Ben Affleck Realizes Now His Batman Was, Like, Way Too Dark

Micheal

Batfleck

For some actors, landing a marquee superhero role is a career-capping honor. For others—including most of Hollywood’s Batmen over the years, including Michael Keaton, Christian Bale, and Robert Pattinson—it’s an interesting and entertaining, but not defining, part of their filmography. For a few, or maybe just one performer in particular, it’s something to be looked back upon with despair and loathing. That performer being, of course, Ben Affleck.

Affleck’s unhappiness during his “Batfleck” period was well-documented and became prolific meme fodder. He first took on the mantle for 2016’s Batman v Superman: Dawn of Justice and also played the character in both versions of Justice League. His last time as Batman came with a cameo in 2023’s The Flash. And with DC’s leadership now in new hands, and at least one new Batman now established in Robert Pattinson, it seems Affleck is free forever from any future returns.

In a new interview with GQ, it sounds like he’s found creative fulfillment in both producing and directing more than acting lately, though he does have The Accountant 2 opening soon. One reason seems to be his less-than-happy state of mind while he was on the Justice League set.

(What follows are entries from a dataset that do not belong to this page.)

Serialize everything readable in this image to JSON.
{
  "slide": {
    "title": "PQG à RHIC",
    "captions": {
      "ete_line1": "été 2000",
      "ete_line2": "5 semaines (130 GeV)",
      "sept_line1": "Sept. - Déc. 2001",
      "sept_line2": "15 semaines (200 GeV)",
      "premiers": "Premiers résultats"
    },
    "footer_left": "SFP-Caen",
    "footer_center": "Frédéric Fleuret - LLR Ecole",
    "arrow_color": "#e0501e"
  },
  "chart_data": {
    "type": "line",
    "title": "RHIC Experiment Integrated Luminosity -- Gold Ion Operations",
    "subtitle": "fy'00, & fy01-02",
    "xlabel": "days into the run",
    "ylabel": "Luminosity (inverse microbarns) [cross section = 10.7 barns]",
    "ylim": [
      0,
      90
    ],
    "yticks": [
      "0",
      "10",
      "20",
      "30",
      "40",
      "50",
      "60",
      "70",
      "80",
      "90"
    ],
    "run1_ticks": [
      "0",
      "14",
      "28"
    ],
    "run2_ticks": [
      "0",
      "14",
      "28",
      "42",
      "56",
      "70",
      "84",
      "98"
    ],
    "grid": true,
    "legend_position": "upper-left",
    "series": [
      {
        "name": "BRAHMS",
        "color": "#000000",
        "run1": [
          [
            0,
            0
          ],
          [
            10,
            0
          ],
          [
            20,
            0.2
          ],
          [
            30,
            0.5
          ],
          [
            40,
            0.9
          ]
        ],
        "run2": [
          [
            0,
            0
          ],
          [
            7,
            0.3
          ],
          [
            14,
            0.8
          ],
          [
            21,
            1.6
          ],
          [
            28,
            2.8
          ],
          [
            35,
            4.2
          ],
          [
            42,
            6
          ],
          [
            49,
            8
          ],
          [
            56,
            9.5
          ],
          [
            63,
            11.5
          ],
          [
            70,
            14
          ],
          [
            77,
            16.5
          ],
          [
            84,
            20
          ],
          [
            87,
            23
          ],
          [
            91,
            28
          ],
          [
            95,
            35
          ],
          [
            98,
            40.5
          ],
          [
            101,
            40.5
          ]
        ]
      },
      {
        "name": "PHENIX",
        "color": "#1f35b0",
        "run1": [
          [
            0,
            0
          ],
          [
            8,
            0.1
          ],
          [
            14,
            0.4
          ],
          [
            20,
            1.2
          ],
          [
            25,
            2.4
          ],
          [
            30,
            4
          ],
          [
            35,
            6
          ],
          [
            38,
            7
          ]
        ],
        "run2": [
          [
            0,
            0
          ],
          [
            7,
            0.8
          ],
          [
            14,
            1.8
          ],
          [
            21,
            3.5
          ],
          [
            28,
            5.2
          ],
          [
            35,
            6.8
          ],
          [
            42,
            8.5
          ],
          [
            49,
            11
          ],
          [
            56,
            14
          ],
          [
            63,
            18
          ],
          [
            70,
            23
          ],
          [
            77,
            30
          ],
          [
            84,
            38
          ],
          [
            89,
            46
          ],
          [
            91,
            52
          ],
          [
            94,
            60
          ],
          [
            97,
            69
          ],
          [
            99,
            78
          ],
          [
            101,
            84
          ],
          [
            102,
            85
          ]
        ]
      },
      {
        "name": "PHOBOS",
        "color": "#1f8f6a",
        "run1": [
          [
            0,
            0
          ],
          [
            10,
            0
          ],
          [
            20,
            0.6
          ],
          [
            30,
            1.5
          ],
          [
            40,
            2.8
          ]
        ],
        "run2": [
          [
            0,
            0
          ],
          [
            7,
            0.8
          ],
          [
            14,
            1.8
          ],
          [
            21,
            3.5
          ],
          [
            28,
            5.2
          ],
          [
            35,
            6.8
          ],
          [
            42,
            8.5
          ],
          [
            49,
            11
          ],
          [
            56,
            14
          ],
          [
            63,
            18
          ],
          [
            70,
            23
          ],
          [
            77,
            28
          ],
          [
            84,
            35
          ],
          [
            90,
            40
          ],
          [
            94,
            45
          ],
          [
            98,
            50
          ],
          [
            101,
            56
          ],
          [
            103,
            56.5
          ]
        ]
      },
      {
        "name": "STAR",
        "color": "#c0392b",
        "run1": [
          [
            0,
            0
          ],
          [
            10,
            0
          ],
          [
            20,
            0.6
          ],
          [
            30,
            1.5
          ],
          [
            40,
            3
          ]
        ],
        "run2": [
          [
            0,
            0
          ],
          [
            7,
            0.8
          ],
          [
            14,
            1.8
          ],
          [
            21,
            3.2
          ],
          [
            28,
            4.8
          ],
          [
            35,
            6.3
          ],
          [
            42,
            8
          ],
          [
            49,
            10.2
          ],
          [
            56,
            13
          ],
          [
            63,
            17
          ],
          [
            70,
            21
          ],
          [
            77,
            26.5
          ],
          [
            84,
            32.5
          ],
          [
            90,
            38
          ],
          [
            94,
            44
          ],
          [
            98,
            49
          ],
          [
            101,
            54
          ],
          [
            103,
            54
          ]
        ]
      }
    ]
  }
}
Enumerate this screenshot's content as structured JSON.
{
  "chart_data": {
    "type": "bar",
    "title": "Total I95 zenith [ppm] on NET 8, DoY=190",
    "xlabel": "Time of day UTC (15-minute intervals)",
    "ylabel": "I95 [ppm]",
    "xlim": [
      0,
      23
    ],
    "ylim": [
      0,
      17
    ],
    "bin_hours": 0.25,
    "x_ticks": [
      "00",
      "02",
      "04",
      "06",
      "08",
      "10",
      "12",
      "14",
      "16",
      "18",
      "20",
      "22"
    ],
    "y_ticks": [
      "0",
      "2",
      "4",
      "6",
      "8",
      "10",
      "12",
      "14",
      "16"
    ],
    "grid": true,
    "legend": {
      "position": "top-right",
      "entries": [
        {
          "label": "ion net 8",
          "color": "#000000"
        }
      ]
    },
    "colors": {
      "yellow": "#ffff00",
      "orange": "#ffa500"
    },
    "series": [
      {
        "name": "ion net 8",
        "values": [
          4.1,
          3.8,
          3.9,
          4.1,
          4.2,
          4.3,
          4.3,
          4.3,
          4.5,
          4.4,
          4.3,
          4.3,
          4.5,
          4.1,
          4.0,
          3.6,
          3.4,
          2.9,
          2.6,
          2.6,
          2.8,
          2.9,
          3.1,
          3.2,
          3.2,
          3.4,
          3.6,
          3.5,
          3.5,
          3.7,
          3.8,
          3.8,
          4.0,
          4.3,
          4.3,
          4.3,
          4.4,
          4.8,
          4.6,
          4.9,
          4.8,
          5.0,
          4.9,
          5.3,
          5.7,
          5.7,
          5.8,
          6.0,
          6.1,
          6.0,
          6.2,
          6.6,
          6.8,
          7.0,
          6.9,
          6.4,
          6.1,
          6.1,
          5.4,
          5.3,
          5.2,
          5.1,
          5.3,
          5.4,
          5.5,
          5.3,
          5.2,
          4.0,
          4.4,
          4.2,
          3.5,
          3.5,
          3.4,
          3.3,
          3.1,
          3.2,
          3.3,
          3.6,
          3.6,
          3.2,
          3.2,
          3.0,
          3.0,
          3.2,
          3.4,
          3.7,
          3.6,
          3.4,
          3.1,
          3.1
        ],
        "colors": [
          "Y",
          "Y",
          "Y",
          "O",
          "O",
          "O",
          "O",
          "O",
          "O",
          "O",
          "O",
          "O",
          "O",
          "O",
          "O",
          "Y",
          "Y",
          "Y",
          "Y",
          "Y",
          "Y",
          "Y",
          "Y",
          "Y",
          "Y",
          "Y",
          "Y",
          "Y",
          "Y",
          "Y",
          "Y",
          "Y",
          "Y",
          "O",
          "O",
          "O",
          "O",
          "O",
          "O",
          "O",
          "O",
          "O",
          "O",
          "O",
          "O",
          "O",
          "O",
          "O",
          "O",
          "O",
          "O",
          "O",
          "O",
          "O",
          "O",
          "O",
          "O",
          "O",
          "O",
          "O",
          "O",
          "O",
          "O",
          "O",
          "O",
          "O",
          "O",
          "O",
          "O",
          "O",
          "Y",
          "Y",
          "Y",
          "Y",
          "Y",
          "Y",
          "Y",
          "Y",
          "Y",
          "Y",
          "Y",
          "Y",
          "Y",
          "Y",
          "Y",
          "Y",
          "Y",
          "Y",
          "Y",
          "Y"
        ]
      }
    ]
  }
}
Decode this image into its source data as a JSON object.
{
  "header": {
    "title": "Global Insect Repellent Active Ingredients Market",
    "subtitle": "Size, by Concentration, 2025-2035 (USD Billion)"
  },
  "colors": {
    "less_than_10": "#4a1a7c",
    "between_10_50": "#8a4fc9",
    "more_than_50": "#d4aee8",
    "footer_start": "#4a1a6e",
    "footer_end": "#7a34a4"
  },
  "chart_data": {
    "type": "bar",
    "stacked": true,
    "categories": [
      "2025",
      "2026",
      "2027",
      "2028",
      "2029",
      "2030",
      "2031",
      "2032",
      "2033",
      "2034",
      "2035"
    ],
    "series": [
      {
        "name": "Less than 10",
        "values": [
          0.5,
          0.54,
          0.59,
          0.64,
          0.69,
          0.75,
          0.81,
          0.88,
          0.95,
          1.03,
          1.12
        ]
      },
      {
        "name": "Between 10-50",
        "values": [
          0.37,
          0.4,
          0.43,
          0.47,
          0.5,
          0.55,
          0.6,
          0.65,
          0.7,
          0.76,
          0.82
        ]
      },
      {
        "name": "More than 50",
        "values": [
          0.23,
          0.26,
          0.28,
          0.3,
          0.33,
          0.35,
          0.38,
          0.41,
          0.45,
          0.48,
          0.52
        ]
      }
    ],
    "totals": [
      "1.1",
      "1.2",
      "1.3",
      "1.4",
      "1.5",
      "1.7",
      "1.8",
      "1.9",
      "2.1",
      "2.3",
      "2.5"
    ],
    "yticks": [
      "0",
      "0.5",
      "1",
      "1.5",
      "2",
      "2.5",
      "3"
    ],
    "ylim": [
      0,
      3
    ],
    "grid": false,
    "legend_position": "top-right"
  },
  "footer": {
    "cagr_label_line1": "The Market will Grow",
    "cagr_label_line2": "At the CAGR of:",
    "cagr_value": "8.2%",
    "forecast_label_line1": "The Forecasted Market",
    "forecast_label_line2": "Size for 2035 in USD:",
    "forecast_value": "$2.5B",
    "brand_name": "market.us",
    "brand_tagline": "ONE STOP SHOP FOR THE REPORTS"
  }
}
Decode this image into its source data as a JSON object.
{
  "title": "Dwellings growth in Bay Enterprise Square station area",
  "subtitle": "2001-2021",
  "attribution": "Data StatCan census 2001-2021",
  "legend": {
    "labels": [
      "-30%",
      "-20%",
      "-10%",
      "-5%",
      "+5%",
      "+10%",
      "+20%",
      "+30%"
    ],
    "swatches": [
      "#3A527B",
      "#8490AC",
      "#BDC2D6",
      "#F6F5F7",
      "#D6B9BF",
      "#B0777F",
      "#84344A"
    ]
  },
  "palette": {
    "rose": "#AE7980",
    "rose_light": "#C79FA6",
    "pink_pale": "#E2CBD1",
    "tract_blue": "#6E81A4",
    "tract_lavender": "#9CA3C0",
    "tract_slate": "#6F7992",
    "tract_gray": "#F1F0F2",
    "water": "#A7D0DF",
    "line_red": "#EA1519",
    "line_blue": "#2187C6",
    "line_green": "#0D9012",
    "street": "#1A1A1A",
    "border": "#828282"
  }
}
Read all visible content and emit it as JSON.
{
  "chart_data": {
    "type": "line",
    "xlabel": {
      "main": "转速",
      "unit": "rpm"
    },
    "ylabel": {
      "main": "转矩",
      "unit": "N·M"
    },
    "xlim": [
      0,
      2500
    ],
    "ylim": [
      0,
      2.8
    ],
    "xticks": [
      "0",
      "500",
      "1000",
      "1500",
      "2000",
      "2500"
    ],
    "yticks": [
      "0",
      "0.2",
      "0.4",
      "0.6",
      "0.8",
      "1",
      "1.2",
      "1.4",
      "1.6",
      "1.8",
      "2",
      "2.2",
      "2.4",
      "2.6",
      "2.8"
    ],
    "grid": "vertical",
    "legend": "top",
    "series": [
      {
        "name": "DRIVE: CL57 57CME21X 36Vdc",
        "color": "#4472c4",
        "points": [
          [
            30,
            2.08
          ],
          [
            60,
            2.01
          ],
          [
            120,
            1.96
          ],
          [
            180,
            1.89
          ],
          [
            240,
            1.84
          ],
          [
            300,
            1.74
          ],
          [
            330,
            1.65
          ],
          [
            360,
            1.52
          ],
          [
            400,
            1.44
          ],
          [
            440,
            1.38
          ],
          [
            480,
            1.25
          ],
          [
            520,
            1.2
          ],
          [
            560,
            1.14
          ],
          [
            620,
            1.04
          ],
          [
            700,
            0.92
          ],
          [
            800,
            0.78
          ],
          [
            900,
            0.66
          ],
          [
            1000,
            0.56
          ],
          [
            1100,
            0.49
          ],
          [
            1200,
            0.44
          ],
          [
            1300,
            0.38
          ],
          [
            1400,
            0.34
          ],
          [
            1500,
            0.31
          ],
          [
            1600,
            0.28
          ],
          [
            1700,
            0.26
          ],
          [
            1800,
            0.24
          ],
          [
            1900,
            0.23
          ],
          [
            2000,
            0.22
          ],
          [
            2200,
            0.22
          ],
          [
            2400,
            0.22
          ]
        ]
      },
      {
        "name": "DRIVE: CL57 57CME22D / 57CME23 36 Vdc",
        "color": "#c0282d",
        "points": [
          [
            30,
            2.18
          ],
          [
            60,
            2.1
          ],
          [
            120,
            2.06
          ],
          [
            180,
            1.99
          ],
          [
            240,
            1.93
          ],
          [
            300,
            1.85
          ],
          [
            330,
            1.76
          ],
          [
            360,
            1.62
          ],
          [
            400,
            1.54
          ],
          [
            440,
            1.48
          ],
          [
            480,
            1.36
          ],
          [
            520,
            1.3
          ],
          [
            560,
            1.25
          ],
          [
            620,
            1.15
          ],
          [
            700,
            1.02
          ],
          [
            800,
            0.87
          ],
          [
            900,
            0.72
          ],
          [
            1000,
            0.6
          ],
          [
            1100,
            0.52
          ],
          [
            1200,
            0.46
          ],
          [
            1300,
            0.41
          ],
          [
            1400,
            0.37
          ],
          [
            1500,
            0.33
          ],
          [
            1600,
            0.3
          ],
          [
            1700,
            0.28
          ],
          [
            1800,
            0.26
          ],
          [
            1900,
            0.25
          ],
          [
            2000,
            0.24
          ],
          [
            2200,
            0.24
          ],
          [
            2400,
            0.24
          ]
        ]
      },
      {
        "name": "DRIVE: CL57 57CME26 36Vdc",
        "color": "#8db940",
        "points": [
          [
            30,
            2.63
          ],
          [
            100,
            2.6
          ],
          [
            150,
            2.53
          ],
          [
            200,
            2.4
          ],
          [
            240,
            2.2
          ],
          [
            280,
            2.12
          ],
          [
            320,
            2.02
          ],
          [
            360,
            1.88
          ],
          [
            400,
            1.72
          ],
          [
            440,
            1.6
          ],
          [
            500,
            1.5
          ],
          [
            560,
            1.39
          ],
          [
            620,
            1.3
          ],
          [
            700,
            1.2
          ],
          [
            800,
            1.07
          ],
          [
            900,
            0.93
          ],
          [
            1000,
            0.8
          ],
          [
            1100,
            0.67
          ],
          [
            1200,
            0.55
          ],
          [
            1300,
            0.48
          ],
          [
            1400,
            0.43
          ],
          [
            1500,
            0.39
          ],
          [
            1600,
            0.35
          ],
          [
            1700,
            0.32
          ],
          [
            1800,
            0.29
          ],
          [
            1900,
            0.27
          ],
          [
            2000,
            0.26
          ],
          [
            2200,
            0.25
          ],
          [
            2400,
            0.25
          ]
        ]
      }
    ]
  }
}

“There are a number of reasons why that was a really excruciating experience. And they don’t all have to do with the simple dynamic of, say, being in a superhero movie or whatever,” he told the magazine. “I am not interested in going down that particular genre again, not because of that bad experience, but just: I’ve lost interest in what was of interest about it to me. But I certainly wouldn’t want to replicate an experience like that. A lot of it was misalignment of agendas, understandings, expectations. And also by the way, I wasn’t bringing anything particularly wonderful to that equation at the time, either. I had my own failings, significant failings, in that process and at that time.”

Also, he realized along the way that things had perhaps gotten overly dark for Batman and the rest of the DC Extended Universe. “It started to skew too old for a big part of the audience. Like even my own son at the time was too scared to watch the movie. And so when I saw that I was like, ‘Oh shit, we have a problem,’” he recalled. “Then I think that’s when you had a filmmaker that wanted to continue down that road and a studio that wanted to recapture all the younger audience at cross purposes. Then you have two entities, two people really wanting to do something different and that is a really bad recipe.”

It wasn’t time completely wasted, however. “I had a really good time. I loved doing the Batman movie. I loved Batman v Superman. And I liked my brief stints on The Flash that I did and when I got to work with Viola Davis on Suicide Squad for a day or two,” Affleck said. “In terms of creatively, I really think that I like the idea and the ambition that I had for it, which was of the sort of older, broken, damaged Bruce Wayne. And it was something we really went for in the first movie.”